UK scraps quarantine rule for 60 countries, except US
BRITAIN IS SCRAPPING A 14-DAY ISOLATION FOR ARRIVALS FROM COUNTRIES DEEMED ‘LOWER RISK’
Starting July 10, visitors from Australia, Japan, France, Spain, Germany and Italy will not have to self-isolate
Boris Johnson wants a haircut and a drink. Like millions of other Britons, the prime minister will be able to have a trim and a tipple today, when the country takes its biggest step yet out of lockdown with the reopening in England of restaurants, pubs and hairdressers, along with secular and sacred venues including cinemas and churches.
Britain is also opening up to travel, announcing yesterday that it will scrap a requirement for people arriving from dozens of countries to spend 14 days in isolation. Starting July 10, quarantine will be lifted for arrivals from about 60 countries deemed “lower risk” for the coronavirus, including France, Spain, Germany and Italy — but not the United States, the world’s worst-hit country from Covid-19.
For isolation-weary Britons and cash-starved businesses, relief at easing the three-month lockdown is mixed with trepidation. Britain has the highest Covid-19 toll in Europe, with almost 44,000 confirmed deaths, and scientists say the coronavirus is still on the loose. The Office for National Statistics estimates there are 25,000 new infections a week in England. Even the usually ebullient Johnson said this week that the virus was “still circling like a shark in the water.”

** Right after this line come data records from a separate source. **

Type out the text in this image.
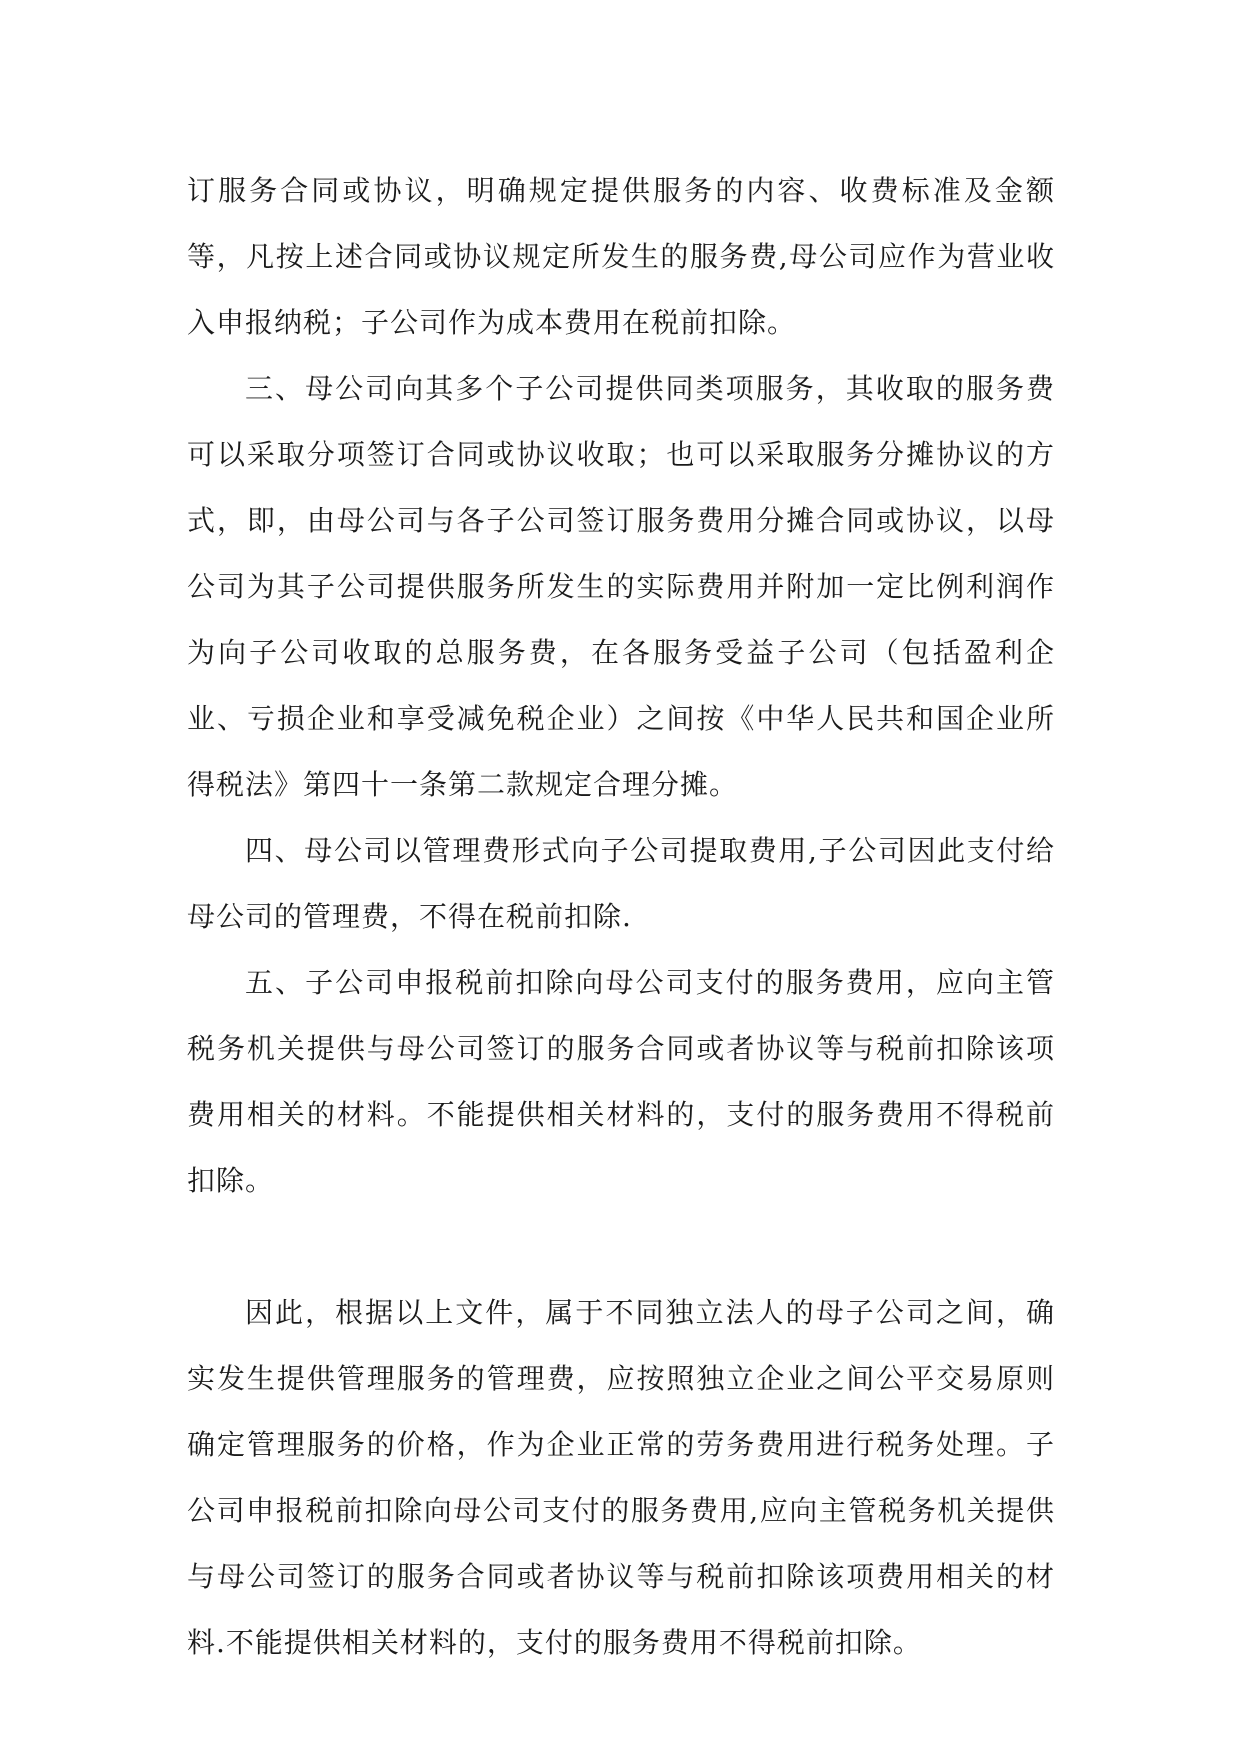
订服务合同或协议，明确规定提供服务的内容、收费标准及金额等，凡按上述合同或协议规定所发生的服务费,母公司应作为营业收入申报纳税；子公司作为成本费用在税前扣除。

三、母公司向其多个子公司提供同类项服务，其收取的服务费可以采取分项签订合同或协议收取；也可以采取服务分摊协议的方式，即，由母公司与各子公司签订服务费用分摊合同或协议，以母公司为其子公司提供服务所发生的实际费用并附加一定比例利润作为向子公司收取的总服务费，在各服务受益子公司（包括盈利企业、亏损企业和享受减免税企业）之间按《中华人民共和国企业所得税法》第四十一条第二款规定合理分摊。

四、母公司以管理费形式向子公司提取费用,子公司因此支付给母公司的管理费，不得在税前扣除.

五、子公司申报税前扣除向母公司支付的服务费用，应向主管税务机关提供与母公司签订的服务合同或者协议等与税前扣除该项费用相关的材料。不能提供相关材料的，支付的服务费用不得税前扣除。

因此，根据以上文件，属于不同独立法人的母子公司之间，确实发生提供管理服务的管理费，应按照独立企业之间公平交易原则确定管理服务的价格，作为企业正常的劳务费用进行税务处理。子公司申报税前扣除向母公司支付的服务费用,应向主管税务机关提供与母公司签订的服务合同或者协议等与税前扣除该项费用相关的材料.不能提供相关材料的，支付的服务费用不得税前扣除。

“My message is for people to enjoy summer sensibly and make sure it all works,” Johnson told LBC radio on Friday. “Let’s not blow it.”

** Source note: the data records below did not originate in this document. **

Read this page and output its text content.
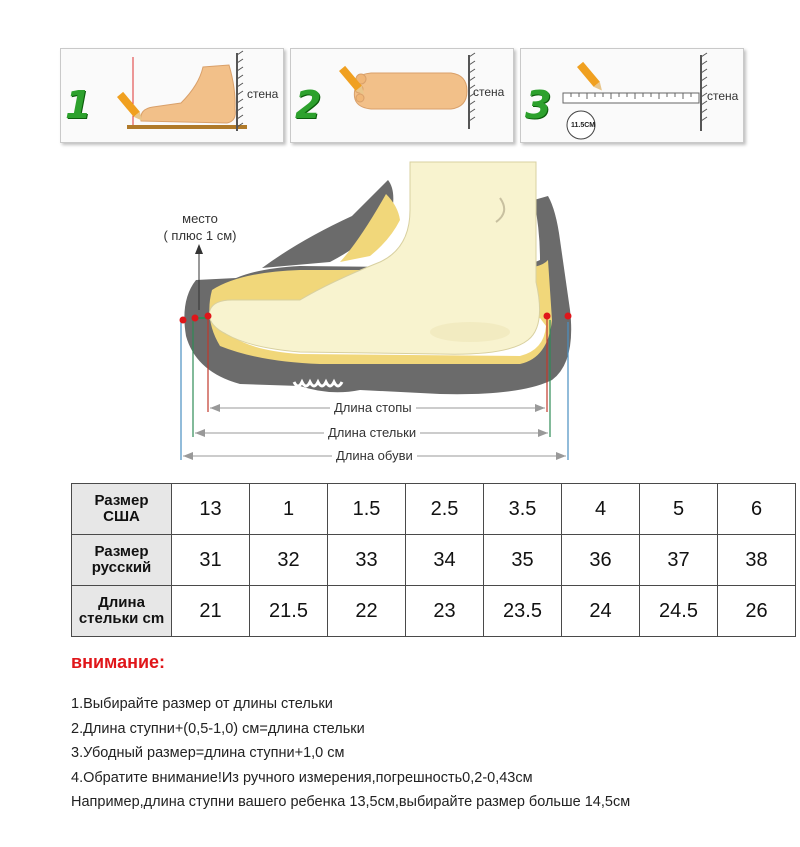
1	стена 2	стена 3	стена
11.5CM
место
( плюс 1 см)
Длина стопы
Длина стельки
Длина обуви
Размер
США	13	1	1.5	2.5	3.5	4	5	6

Размер
русский	31	32	33	34	35	36	37	38

Длина
стельки cm	21	21.5	22	23	23.5	24	24.5	26
внимание:
1.Выбирайте размер от длины стельки
2.Длина ступни+(0,5-1,0) см=длина стельки
3.Убодный размер=длина ступни+1,0 см
4.Обратите внимание!Из ручного измерения,погрешность0,2-0,43см
Например,длина ступни вашего ребенка 13,5cм,выбирайте размер больше 14,5cм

When pubs and restaurants reopen Saturday, it will be anything but business as usual.
They will have to take contact details for each group, and people can only socialise with one other household at a time. There will be more cleaning, a ban on queuing at the bar for a drink, and reduced capacity, with patrons told to stay at least one meter (three feet) apart.
Different vibe
“I think the vast majority of pubs and restaurants are welcoming and opening with enthusiasm,” said Jane Pendlebury, chief executive of Hospa, the Hospitality Professionals Association. “Still, the restrictions are making it tough.
“And of course, the pub environment, the restaurant environment is going to have a very different vibe,” she said.
“In those public areas we’re used to quite often being shoulder to shoulder, almost to having to rustle up (a) space at the bar. That’s going to be so very different now.”
Some pubs are staying closed over the weekend, or even longer. Even so, police have questioned the wisdom of reopening pubs on a Saturday. Tim Clarke of the Metropolitan Police Federation warned the weekend could be “as busy as policing New Year’s Eve.”
Brian Booth, chairman of the police officers’ body the West Yorkshire Police Federation, said that before lockdown, local emergency rooms “on Friday and Saturday nights were at times akin to a circus full of drunken clowns. We do not need this once again.”
One city in England will not be joining in the reopening. Leicester, population 300,000, was sent back into lockdown this week amid a spike in coronavirus infections. Non-essential shops have been closed and pubs and restaurants won’t be reopening today.
They are also staying shut north of the border in Scotland.
Johnson’s Conservative government is increasingly at odds on virus-fighting strategy with Scottish First Minister Nicola Sturgeon. Scotland controls its own health policy, and Sturgeon has been more cautious about lifting lockdown than authorities in England. Pubs in Scotland can open beer gardens from Monday, but won’t be able to serve people indoors until July 15.
My message is for people to enjoy summer sensibly and make sure it all works. Let’s not blow it.”